Facing a trigger is ONLY EVER the decision of the one who is being triggered or their mental health professional.

I have a fear associated with talking about triggers and healing. My fear is that someone might take it into their own hands and expose someone to a trigger because they believe they can help them heal. So I want to make something very clear.

The person who has the trigger is the ONLY one allowed to set the boundaries. The timeline pertaining to trigger exposure should be between them and their therapist or trained professional only. Understanding how they work or how they are used in therapy treatment, does not in any way shape or form, make it your job to decide when someone should be exposed to a trigger. I cannot stress this enough.

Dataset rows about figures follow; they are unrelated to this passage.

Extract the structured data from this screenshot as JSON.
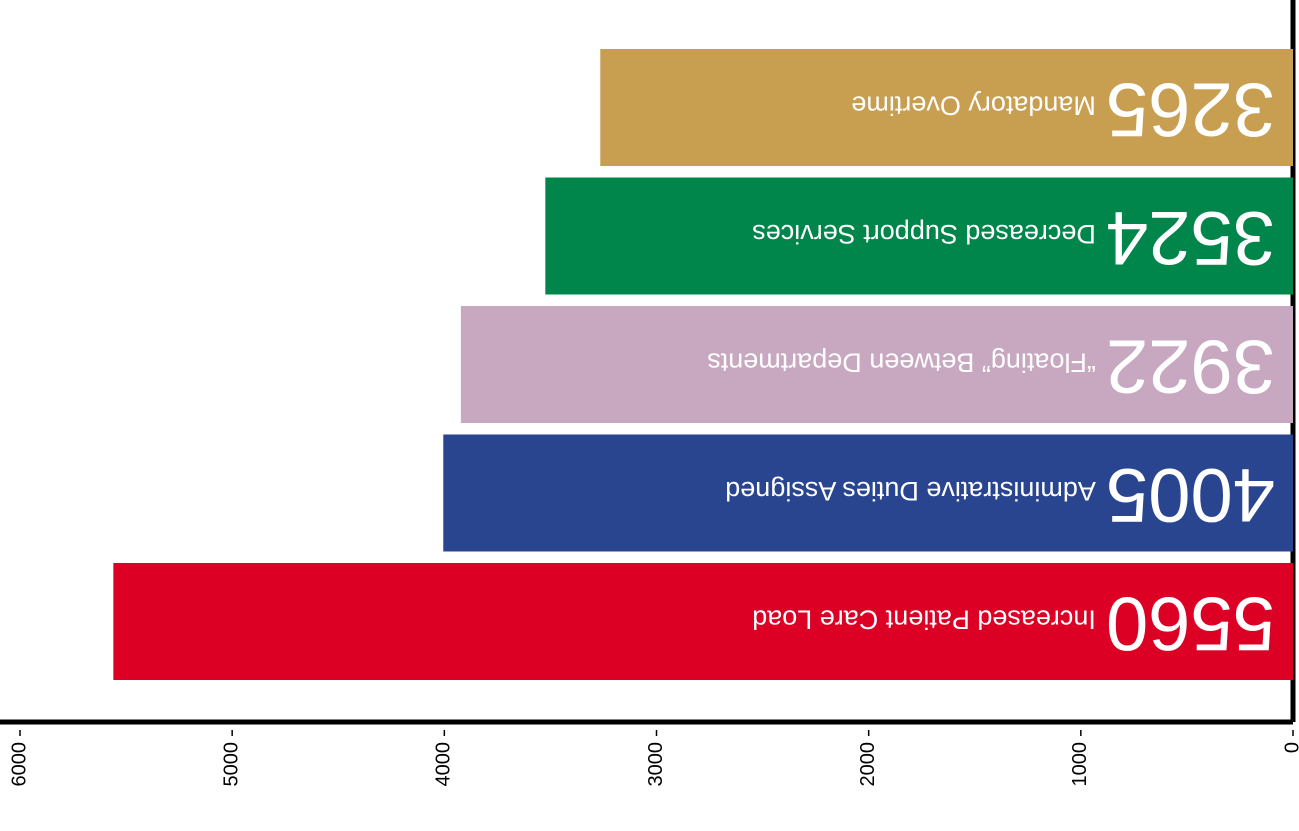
{
  "chart_data": {
    "type": "bar",
    "orientation": "horizontal",
    "rotation": 180,
    "categories": [
      "Increased Patient Care Load",
      "Administrative Duties Assigned",
      "“Floating” Between Departments",
      "Decreased Support Services",
      "Mandatory Overtime"
    ],
    "values": [
      5560,
      4005,
      3922,
      3524,
      3265
    ],
    "colors": [
      "#dc0025",
      "#2a4590",
      "#c8a8c0",
      "#00854a",
      "#c89e50"
    ],
    "xlim": [
      0,
      6000
    ],
    "xticks": [
      0,
      1000,
      2000,
      3000,
      4000,
      5000,
      6000
    ]
  }
}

If you are someone who cares about someone who has obvious triggers, encourage them to get help and to seek treatment from a trained professional and then ask how you can be supportive. I have had my previous partners sit in on therapy with me at critical times so that they understand how my triggers work, what their role is and what the boundaries should be, and I recommend this to anyone who is bringing a new partner into your life in a serious way.

Tools:

  • If you think you might have mental health triggers, reach out to a therapist. A therapist will be able to help assess what your triggers are and work with you to come up with a plan to heal.

  • If you think someone you love is suffering from mental health triggers, talk to them and encourage them to get help. Remember that it isn’t your place to start managing them. They must work with a trained professional to avoid creating more trauma around the trigger.